I doubt it. I think this one is going to end up in court. The council blew it by reversing their decision.

Ed Brayton is a journalist, commentator and speaker. He is the co-founder and president of 



Comments
They possibly are emboldened by the recent round of SCOTUS decisions.
Posted by: Tegumai Bopsulai, FCD | July 5, 2007 9:46 AM
Can anyone else say "Arbitrary and Capricious?" Regardless of changes at SCOTUS, that isn't going to fly.
Posted by: kehrsam | July 5, 2007 9:57 AM
Tegumai Bopsulai wrote:
None of the recent court decisions had anything to do with church and state questions.
Posted by: Ed Brayton | July 5, 2007 12:42 PM
Ed,
True, they did not, but the most recent decisions did have a conservative lean to them. As a result, I would not put it past the city council to think the following:
"See the court is now in the hands of good conservative christains, so if we go to court on this one we will win because the SCOTUS is now no longer in the hands of the godless, commie, terrorist sympathizers"
There is no rational reason for this belief, but if you are waiting for rational reasons I suspect you will be waiting for a while.
Posted by: mess | July 5, 2007 1:18 PM
Good point, mess.

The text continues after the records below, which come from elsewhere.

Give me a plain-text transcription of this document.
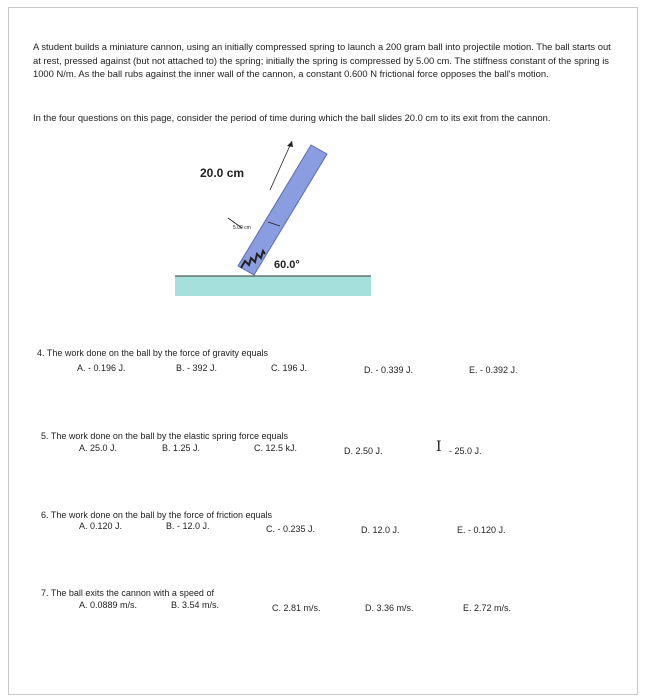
A student builds a miniature cannon, using an initially compressed spring to launch a 200 gram ball into projectile motion. The ball starts out at rest, pressed against (but not attached to) the spring; initially the spring is compressed by 5.00 cm. The stiffness constant of the spring is 1000 N/m. As the ball rubs against the inner wall of the cannon, a constant 0.600 N frictional force opposes the ball's motion.
In the four questions on this page, consider the period of time during which the ball slides 20.0 cm to its exit from the cannon.
20.0 cm
5.00 cm
60.0°
4. The work done on the ball by the force of gravity equals
A. - 0.196 J.	B. - 392 J.	C. 196 J.	D. - 0.339 J.	E. - 0.392 J.
5. The work done on the ball by the elastic spring force equals
A. 25.0 J.	B. 1.25 J.	C. 12.5 kJ.	D. 2.50 J.	I - 25.0 J.
6. The work done on the ball by the force of friction equals
A. 0.120 J.	B. - 12.0 J.	C. - 0.235 J.	D. 12.0 J.	E. - 0.120 J.
7. The ball exits the cannon with a speed of
A. 0.0889 m/s.	B. 3.54 m/s.	C. 2.81 m/s.	D. 3.36 m/s.	E. 2.72 m/s.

You may well be right.
Posted by: Ed Brayton | July 5, 2007 1:56 PM
I can hear the response already--that Hein wouldn't affect a lawsuit stemming from the Fargo incident. I suppose that depends upon exactly what claims the Freethinkers make (though I presume one of them would be that the Council cannot constitutionally maintain a Ten Commandments monument on public property) and whether the Council can plausibly argue that all public funds for the monument have been similarly "laundered through the executive branch first."
Still, though--"None of the recent court decisions had anything to do with church and state questions"? C'mon.
Posted by: Rieux | July 5, 2007 2:03 PM
Okay, I worded that too broadly. But no, the Hein case has no effect on the Fargo situation. The freethought group is not challenging the placement of the Ten Commandments monument, they want their own monument put up. If there is a court case on it, taxpayer standing will be irrelevant.
Posted by: Ed Brayton | July 5, 2007 2:21 PM
Ed, commenter mess is exactly right -- This is how their "thought processes" work.
Posted by: martin | July 5, 2007 3:29 PM
If the pro-Ten Commandments council members were smart, they would agree to the Tripoli monument and then drag the process out as long as possible. Once it was finally up, common residents would take care of the "problem."
Posted by: FishyFred | July 5, 2007 3:41 PM
Honestly, this stuff is becoming less of news, and more of entertainment. What crazy stuff will these idiots do next? Tune in next time!
Posted by: soteos | July 5, 2007 5:29 PM
Once it was finally up, common residents would take care of the "problem."
Yeah, because nothing says "we're not morally bankrupt savages like the heathen" quite like vandalizing property to eliminate any thought that is perceived as contrary to The Word.
Posted by: gsb | July 6, 2007 9:02 AM
I hear the monument has a specially-edited second commandment:
"Thou shalt not make any graven images - unless it be the graven image upon which thou dost now lookest upon."
Posted by: Dr. Steve | July 6, 2007 4:40 PM
Not only is the Fargo case likely to end up in court, but it will also result in at least a preliminary injunction that requires the "10 commandments monument" to be sequestered in some storage room pending a final determination of the merits. That was actually what happened in the Alabama judge Roy Moore's monument case.
Posted by: raj | July 8, 2007 6:22 AM
Any chance that there might be some dispute about which 10C's? Is the version in Fargo the Catholic or the Protestant. If it gets as far as the SCOTUS, lawyers could argue about which version, and with the notable number of Catholics there, who knows?
Posted by: natural cynic | July 12, 2007 9:26 PM
Any chance that there might be some dispute about which 10C's?
Of the 4 versions (Jewish, Catholic, Protestant, and Biblical), I vote for the version in the Bible, the one that has the stuff about sacrificing all first-born male animals and not boiling a kid in its mother's milk.